Decir Navidad
¿Cómo no creer que en diez años habrán conseguido borrar la Navidad con el argumento de no molestar? Es la cuadratura del círculo: gritan libertad mientras nos roban hasta las palabras
Quizá nada defina mejor a nuestra sociedad como la negación permanente de lo que es. Hay una creciente desafección hacia lo real, a lo que oponemos, según el caso, idealismo, emotivismo o ideología. Algo así está pasando con la Navidad. La semana pasada, la Comisión Europea tuvo que retirar una guía interna en la que recomendaba a sus trabajadores felicitar las fiestas en vez de la Navidad. La cosa tiene su importancia, ya que describe el lugar al que llegaremos. Mucho me temo que en un par de lustros no habrá tanta polémica. La sociedad ya camina en esa dirección de deconstrucción de los cimientos sobre los que se fraguó Occidente, al ritmo que marcan las ideologías del clima, el género y el ateísmo cultural. Hace un par de décadas a nadie se le ocurría discutir el hecho biológico. Sin embargo, los pocos que se atrevían a tanto son los muchos que marcan hoy los compases de lo políticamente aceptable. ¿Cómo no creer que en diez años habrán conseguido borrar la Navidad con el argumento de no molestar? Es la cuadratura del círculo: gritan libertad mientras nos roban hasta las palabras. Y, como ocurre con las realidades biológicas como el sexo, se empieza cambiando la palabra para acabar modificando la realidad que nombraba. Si nuestro mundo ya ha aceptado con naturalidad que decir hombre o mujer no significa lo que realmente designa la palabra, ¿cómo no va a tragar con lo de la Navidad, igualándola a cualquier fiesta? Aquí el pronombre marca la diferencia, porque la Navidad no es una fiesta, sino la fiesta, la única en realidad: la que nos protege de la muerte.
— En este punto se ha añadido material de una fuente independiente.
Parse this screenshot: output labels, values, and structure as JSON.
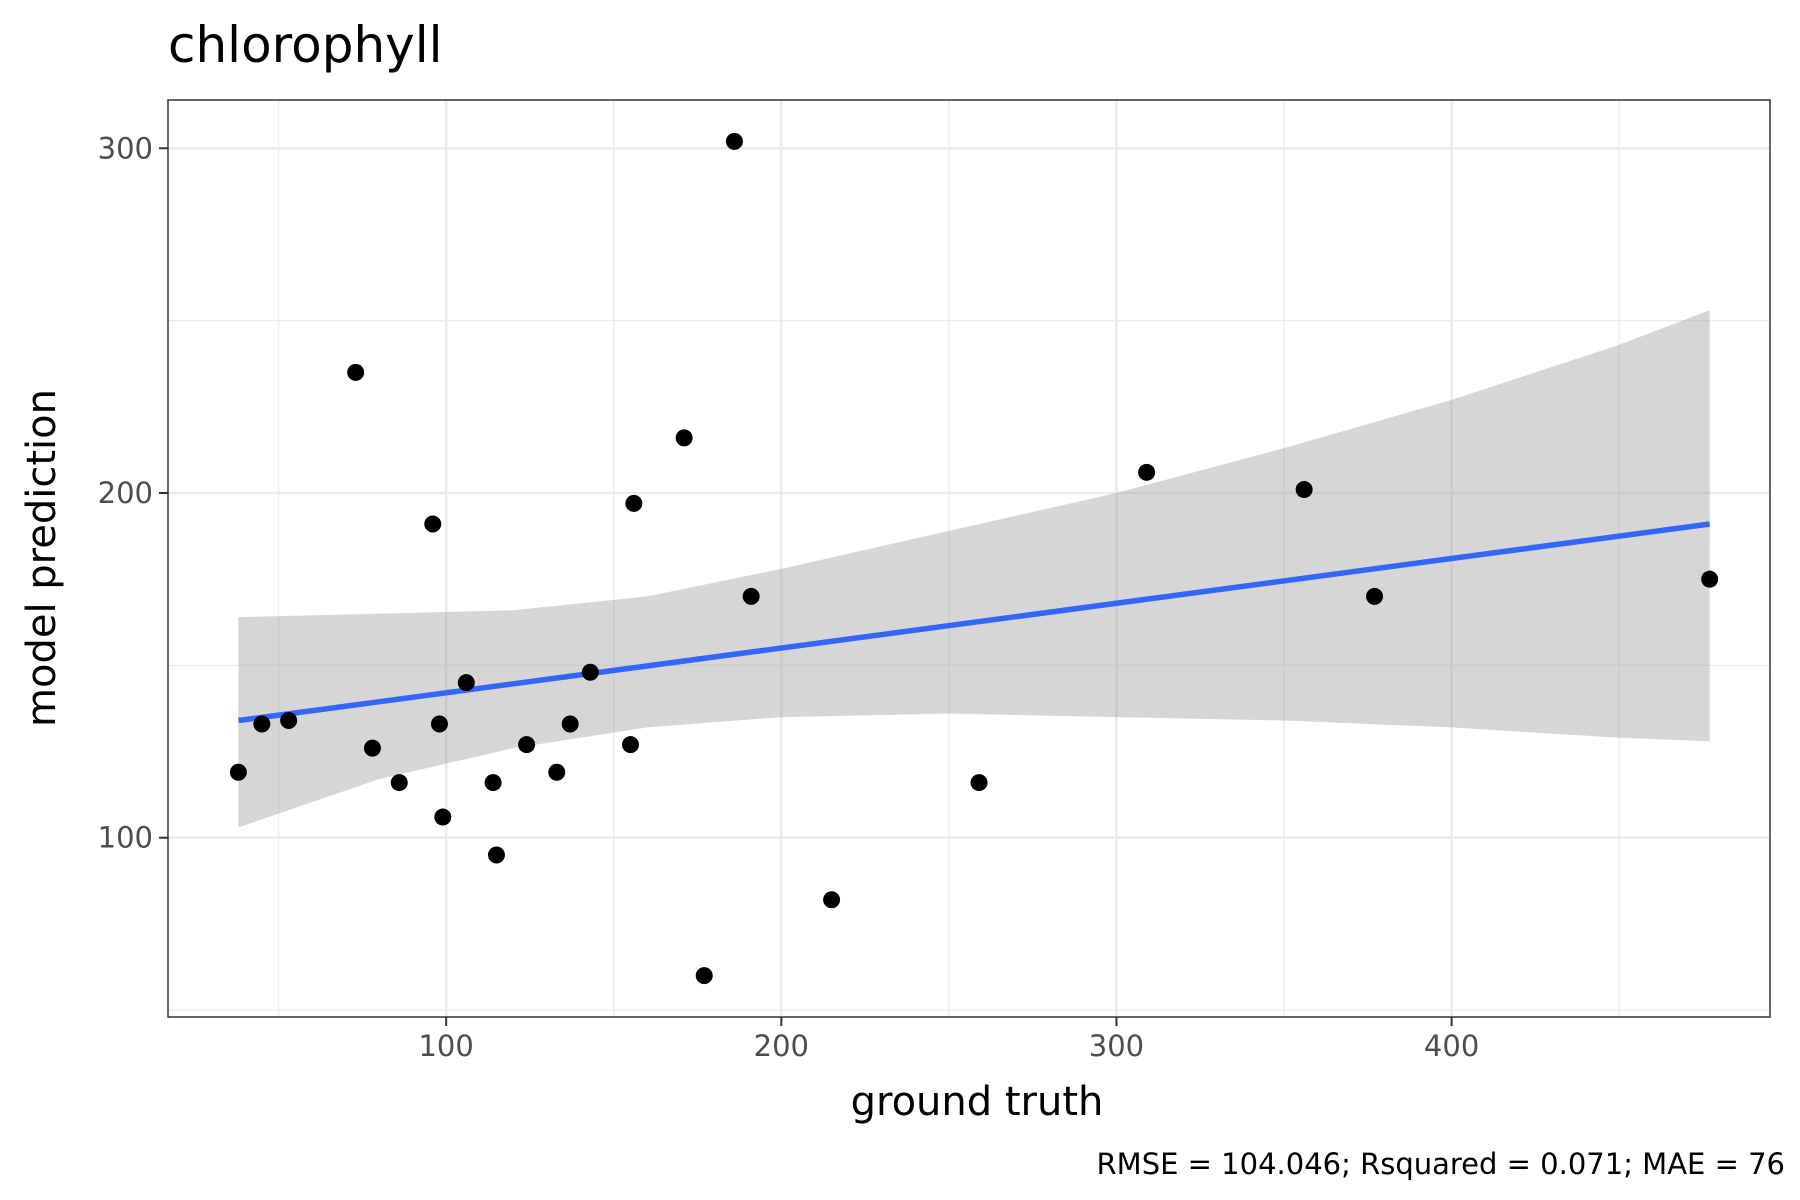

La Navidad es el tiempo en el que celebramos el nacimiento del Niño Jesús, pero no como un recordatorio, sino como experiencia viva. El Niño nos nace a cada uno, en un parto de luz y verdad, un grito de conversión que acogemos con la certeza de la fe. Es el hecho religioso el que ha marcado el calendario de Occidente desde su fundación, es el paradigma cristiano el punto de inflexión que nos separó de la barbarie.
El cristianismo es, en este sentido, la gran frontera que separa el viejo mundo de verdades inmutables frente a la utopía posmoderna. Las luces de nuestras calles –como estas de la calle Larios de Málaga– los árboles y, sobre todo, los belenes de nuestros hogares son símbolos de lo que fuimos y de lo que aspiramos a ser. Nos introducen en la biografía generacional de los que nos precedieron en este peregrinar de esperanzas compartidas. Nos recuerdan que podemos volver a nacer, que hay un Niño esperando al otro lado de nuestra herida infinita.
Las cosas que no se dicen es como si no existieran. Decir la vida es, en cierto modo, reconocer su existencia. «En el umbral de la nada, ni nombre, ni yo», escribe Esquirol. Pero, lejos de entrar en guerras culturales absurdas –asumir los términos del combate es ya perderlo–, en dialécticas ajenas, quizá la mejor defensa sea llamar a la Navidad por su nombre. Y vivirla en toda su profundidad, con su rastro de luz y su móvil apagado, su abrazo fraterno y su teología arrodillada.